Does Your School Need to Know Where Your Are 24/7 ?
By Devese Ursery of the Forum
“Big Brother” is now trying to make his way into the American School system. Educational institutions from elementary schools all the way up to the university level are implementing technologies and devices on student IDs in order to track a students every move. Scanners, smart chips, magnetic strips, and other types of proximity technology are being placed in student IDs. In most cases the student doesn’t even know. Not only is keeping a tab on someone without their knowledge or permission creepy and an invasion of privacy, but it is also against the law. Schools on all levels have tried to explain why this technology is a good idea.
One of the main objectives for schools is the security and safety of the students. The key to creating a safe campus is controlling who are in the campus buildings. Educational institutions and the companies that manufacture the proximity technology claim that the IDs will make for a safer campus. These type of IDs control access to certain areas on campus, such as computer labs, dorms, as well as athletic facilities. Scanner IDs can also be used for food service applications in the cafeteria as well as purchasing books and bookstore account management on campus. The student ID card is also being used as an efficient method of payment, both for students receiving refunds or scholarships from college and students using it like a debit card to purchase merchandise. Using a magnetic name badge or smart chip allows schools to use university student identification cards as stored-value debit cards for campus food service, the university bookstore, parking, campus laundry facilities and other on-campus venues which utilize retail ID card technology.
Beginning August 27, 2012, two schools in San Antonio, Texas, Jay High School and Jones Middle School are planning to monitor over 4,000 students using RFID (radio frequency identification) microchipped identification cards. RFID is a controversial technology that uses tiny microchips to track items from a distance. The school’s reasoning to implement RFID tracking technologies are outlined as goals to increase safety and attendance. This “Orwellian” solution is to be used to deter habitual truant children from skipping school. “It allows them to get caught easier,” said Maryland Delegate Doyle Niemann (D-Prince George’s), who recently co-sponsored legislation in the house that would use electronic surveillance as part of a broader truancy reduction plan. The truancy effort is called a “pilot program,” a first-of-its-kind experiment that will cost $400, 000 to keep track of about 660 students a year.
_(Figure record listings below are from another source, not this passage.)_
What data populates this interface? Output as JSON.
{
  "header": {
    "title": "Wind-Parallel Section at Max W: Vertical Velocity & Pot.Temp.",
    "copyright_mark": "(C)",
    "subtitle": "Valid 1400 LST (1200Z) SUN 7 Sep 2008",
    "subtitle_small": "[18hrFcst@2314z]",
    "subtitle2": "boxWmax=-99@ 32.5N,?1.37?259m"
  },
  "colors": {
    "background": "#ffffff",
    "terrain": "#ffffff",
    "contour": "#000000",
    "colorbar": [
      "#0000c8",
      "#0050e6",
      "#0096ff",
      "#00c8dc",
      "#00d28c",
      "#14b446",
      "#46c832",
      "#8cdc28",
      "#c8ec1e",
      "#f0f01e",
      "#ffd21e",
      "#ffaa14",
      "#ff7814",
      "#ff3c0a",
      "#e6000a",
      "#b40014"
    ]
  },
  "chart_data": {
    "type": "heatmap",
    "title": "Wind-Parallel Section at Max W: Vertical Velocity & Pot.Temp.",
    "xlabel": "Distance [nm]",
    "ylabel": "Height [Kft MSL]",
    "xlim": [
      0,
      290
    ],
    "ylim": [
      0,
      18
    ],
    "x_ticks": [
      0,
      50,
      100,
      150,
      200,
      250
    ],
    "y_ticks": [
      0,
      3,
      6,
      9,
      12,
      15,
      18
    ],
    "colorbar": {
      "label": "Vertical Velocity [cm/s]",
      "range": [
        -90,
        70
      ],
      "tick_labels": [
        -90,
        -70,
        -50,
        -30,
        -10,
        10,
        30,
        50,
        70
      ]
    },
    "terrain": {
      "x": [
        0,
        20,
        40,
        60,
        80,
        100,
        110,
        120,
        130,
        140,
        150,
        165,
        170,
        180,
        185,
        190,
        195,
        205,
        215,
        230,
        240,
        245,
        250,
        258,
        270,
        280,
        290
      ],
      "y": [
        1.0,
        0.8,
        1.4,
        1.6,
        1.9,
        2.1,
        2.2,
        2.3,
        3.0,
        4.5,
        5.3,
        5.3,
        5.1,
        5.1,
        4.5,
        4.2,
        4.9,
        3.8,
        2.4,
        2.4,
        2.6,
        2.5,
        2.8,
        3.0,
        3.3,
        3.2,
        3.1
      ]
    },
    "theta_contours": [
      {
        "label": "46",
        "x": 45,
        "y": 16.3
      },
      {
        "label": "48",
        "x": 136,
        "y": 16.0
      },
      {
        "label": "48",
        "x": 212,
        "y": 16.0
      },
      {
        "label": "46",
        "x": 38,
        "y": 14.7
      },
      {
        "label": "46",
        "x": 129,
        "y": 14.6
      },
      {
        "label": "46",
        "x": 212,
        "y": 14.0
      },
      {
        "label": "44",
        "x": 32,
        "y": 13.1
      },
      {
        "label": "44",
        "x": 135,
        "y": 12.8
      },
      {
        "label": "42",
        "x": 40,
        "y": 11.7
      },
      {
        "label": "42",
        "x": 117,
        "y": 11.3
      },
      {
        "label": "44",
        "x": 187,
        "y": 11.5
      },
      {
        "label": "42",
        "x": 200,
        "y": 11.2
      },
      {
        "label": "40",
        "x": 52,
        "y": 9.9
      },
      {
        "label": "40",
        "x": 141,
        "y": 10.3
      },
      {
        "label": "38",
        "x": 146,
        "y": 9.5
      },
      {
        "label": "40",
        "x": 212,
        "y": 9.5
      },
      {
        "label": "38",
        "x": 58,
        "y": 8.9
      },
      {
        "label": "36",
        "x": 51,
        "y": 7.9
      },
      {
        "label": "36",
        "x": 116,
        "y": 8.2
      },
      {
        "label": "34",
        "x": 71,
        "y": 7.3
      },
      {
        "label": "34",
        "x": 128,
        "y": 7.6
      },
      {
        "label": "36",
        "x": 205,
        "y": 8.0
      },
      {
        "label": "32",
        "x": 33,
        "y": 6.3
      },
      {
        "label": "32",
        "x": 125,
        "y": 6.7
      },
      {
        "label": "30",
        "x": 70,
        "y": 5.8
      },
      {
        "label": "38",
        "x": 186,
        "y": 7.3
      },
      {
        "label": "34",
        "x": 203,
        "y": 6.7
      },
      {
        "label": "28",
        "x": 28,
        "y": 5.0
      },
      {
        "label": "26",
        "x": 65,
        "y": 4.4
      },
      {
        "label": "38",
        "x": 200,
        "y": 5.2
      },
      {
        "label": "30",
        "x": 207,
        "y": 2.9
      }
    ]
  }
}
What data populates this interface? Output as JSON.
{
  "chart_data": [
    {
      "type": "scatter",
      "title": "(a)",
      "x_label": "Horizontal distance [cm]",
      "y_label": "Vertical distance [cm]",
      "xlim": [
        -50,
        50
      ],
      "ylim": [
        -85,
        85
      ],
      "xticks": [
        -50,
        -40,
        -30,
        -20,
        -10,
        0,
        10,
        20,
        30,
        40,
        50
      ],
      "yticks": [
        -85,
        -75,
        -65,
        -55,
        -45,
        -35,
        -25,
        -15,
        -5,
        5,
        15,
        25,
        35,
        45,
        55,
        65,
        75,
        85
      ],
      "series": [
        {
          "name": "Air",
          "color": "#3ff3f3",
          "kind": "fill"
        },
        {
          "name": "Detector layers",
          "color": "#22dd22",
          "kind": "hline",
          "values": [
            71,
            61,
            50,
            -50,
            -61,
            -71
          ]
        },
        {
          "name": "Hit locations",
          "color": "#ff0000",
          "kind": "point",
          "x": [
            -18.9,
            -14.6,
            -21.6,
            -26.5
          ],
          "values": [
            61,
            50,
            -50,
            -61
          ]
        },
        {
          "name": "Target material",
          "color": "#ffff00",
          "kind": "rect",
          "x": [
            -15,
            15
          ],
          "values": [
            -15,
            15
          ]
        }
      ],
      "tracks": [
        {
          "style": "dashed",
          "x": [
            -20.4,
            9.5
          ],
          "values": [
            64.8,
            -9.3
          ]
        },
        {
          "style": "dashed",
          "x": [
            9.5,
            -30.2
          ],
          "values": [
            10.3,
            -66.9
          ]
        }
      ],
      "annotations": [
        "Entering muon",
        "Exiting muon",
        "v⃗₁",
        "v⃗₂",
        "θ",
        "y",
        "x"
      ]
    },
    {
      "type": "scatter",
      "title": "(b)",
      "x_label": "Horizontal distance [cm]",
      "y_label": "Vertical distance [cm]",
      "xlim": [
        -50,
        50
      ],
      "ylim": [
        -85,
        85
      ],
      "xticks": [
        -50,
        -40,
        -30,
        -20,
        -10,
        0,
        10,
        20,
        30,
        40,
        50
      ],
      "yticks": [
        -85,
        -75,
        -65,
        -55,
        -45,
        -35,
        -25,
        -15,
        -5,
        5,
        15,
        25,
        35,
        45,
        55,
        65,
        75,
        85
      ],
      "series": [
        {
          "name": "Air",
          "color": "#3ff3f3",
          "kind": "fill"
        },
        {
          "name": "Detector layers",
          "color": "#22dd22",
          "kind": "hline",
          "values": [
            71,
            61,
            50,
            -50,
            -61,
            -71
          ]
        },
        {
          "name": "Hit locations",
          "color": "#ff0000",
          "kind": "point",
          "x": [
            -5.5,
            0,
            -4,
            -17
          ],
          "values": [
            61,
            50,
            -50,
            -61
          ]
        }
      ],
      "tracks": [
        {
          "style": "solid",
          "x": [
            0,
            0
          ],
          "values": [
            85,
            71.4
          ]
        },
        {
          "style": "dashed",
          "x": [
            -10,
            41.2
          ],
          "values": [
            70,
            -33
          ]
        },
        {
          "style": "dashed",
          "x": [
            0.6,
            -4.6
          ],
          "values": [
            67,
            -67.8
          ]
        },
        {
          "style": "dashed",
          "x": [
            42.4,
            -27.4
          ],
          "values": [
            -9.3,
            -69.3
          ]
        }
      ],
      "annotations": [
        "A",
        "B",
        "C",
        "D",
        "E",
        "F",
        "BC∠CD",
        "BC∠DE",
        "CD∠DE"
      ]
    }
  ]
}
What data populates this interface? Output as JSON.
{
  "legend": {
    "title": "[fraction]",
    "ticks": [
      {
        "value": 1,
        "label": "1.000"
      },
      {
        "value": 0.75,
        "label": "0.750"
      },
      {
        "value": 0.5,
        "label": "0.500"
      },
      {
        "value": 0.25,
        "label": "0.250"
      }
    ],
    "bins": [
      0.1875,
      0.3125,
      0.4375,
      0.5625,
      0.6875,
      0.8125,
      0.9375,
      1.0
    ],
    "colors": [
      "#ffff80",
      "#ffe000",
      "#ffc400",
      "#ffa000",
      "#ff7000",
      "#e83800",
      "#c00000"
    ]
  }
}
Although there are many advantages to this technology, there are also disadvantages, as well. All throughout history, the advancement in technology has been used to move society forward and during that time it has always been someone smart enough to molest that technology and use it for selfish and malicious reasons. A major issue with these types of IDs is security. Tech savvy criminals can steal a person’s identity and wipe out their entire bank account with one swipe. These new type of IDs might be beneficial, but they are also very expensive. Physical damage, such as scratches to the magnetic strip, or where the barcode is situated could cause the ID card to be unreadable. Circumstances like unusual changes in electrical voltage, extreme heat or exposure to strong UV rays can likewise erase or change information from smart cards.
As technology proceeds to advance at an alarming rate there will continue to be advantages and disadvantages. Whose responsibility is it to regulate and be the gatekeeper of technology that is growing faster and becoming more complex?